Brett Kavanaugh's roller-coaster path to the Supreme Court captivated America. But this was not the first time the country's highest court was such a fierce battleground. John Marshall, appointed Chief Justice in 1801, would hold the post for a record 34 years, during which he made the weakling of the federal government a voice of authority—and a focus of bitter ideological contention.
In John Marshall, historian Richard Brookhiser vividly chronicles the life and times of America's most important judge. Through three decades of dramatic cases involving businessmen, scoundrels, Native Americans, and slaves, Marshall defended the federal government against unruly states, established the court's right to rebuke Congress or the president, and helped unleashed the power of American commerce. For better and for worse, Marshall made the Supreme Court a pillar of American life.

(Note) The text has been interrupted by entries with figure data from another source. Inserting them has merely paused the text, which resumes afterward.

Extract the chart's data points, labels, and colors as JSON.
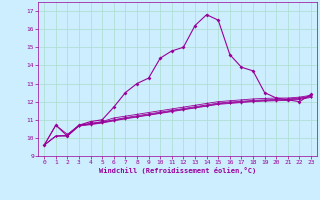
{
  "xlabel": "Windchill (Refroidissement éolien,°C)",
  "bg_color": "#cceeff",
  "grid_color": "#aaddcc",
  "line_color": "#990099",
  "xlim": [
    -0.5,
    23.5
  ],
  "ylim": [
    9,
    17.5
  ],
  "yticks": [
    9,
    10,
    11,
    12,
    13,
    14,
    15,
    16,
    17
  ],
  "xticks": [
    0,
    1,
    2,
    3,
    4,
    5,
    6,
    7,
    8,
    9,
    10,
    11,
    12,
    13,
    14,
    15,
    16,
    17,
    18,
    19,
    20,
    21,
    22,
    23
  ],
  "line1_x": [
    0,
    1,
    2,
    3,
    4,
    5,
    6,
    7,
    8,
    9,
    10,
    11,
    12,
    13,
    14,
    15,
    16,
    17,
    18,
    19,
    20,
    21,
    22,
    23
  ],
  "line1_y": [
    9.6,
    10.7,
    10.1,
    10.7,
    10.9,
    11.0,
    11.7,
    12.5,
    13.0,
    13.3,
    14.4,
    14.8,
    15.0,
    16.2,
    16.8,
    16.5,
    14.6,
    13.9,
    13.7,
    12.5,
    12.2,
    12.1,
    12.0,
    12.4
  ],
  "line2_x": [
    0,
    1,
    2,
    3,
    4,
    5,
    6,
    7,
    8,
    9,
    10,
    11,
    12,
    13,
    14,
    15,
    16,
    17,
    18,
    19,
    20,
    21,
    22,
    23
  ],
  "line2_y": [
    9.6,
    10.7,
    10.2,
    10.7,
    10.8,
    10.9,
    11.1,
    11.2,
    11.3,
    11.4,
    11.5,
    11.6,
    11.7,
    11.8,
    11.9,
    12.0,
    12.05,
    12.1,
    12.15,
    12.18,
    12.2,
    12.2,
    12.25,
    12.35
  ],
  "line3_x": [
    0,
    1,
    2,
    3,
    4,
    5,
    6,
    7,
    8,
    9,
    10,
    11,
    12,
    13,
    14,
    15,
    16,
    17,
    18,
    19,
    20,
    21,
    22,
    23
  ],
  "line3_y": [
    9.6,
    10.1,
    10.15,
    10.7,
    10.78,
    10.88,
    11.0,
    11.12,
    11.22,
    11.32,
    11.42,
    11.52,
    11.62,
    11.72,
    11.82,
    11.92,
    11.98,
    12.02,
    12.07,
    12.1,
    12.12,
    12.15,
    12.2,
    12.3
  ],
  "line4_x": [
    0,
    1,
    2,
    3,
    4,
    5,
    6,
    7,
    8,
    9,
    10,
    11,
    12,
    13,
    14,
    15,
    16,
    17,
    18,
    19,
    20,
    21,
    22,
    23
  ],
  "line4_y": [
    9.6,
    10.1,
    10.12,
    10.68,
    10.76,
    10.85,
    10.97,
    11.08,
    11.18,
    11.28,
    11.38,
    11.48,
    11.58,
    11.68,
    11.78,
    11.88,
    11.94,
    11.98,
    12.03,
    12.07,
    12.08,
    12.1,
    12.17,
    12.27
  ],
  "line5_x": [
    0,
    1,
    2,
    3,
    4,
    5,
    6,
    7,
    8,
    9,
    10,
    11,
    12,
    13,
    14,
    15,
    16,
    17,
    18,
    19,
    20,
    21,
    22,
    23
  ],
  "line5_y": [
    9.6,
    10.1,
    10.1,
    10.65,
    10.73,
    10.82,
    10.94,
    11.05,
    11.15,
    11.25,
    11.35,
    11.45,
    11.55,
    11.65,
    11.75,
    11.85,
    11.9,
    11.95,
    12.0,
    12.03,
    12.05,
    12.07,
    12.13,
    12.23
  ]
}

Richard Brookhiser is a senior editor of National Review and a senior fellow at the National Review Institute. His books include: "Founders' Son: A Life of Abraham Lincoln," "Gentleman Revolutionary: Gouverneur Morris, the Rake Who Wrote the Constitution," "America's First Dynasty: The Adamses, 1735—1918," "Alexander Hamilton, American," and "Founding Father: Rediscovering George Washington." In 2008, Brookhiser was awarded the National Humanities Medal by George W. Bush. He holds a B.A. from Yale University.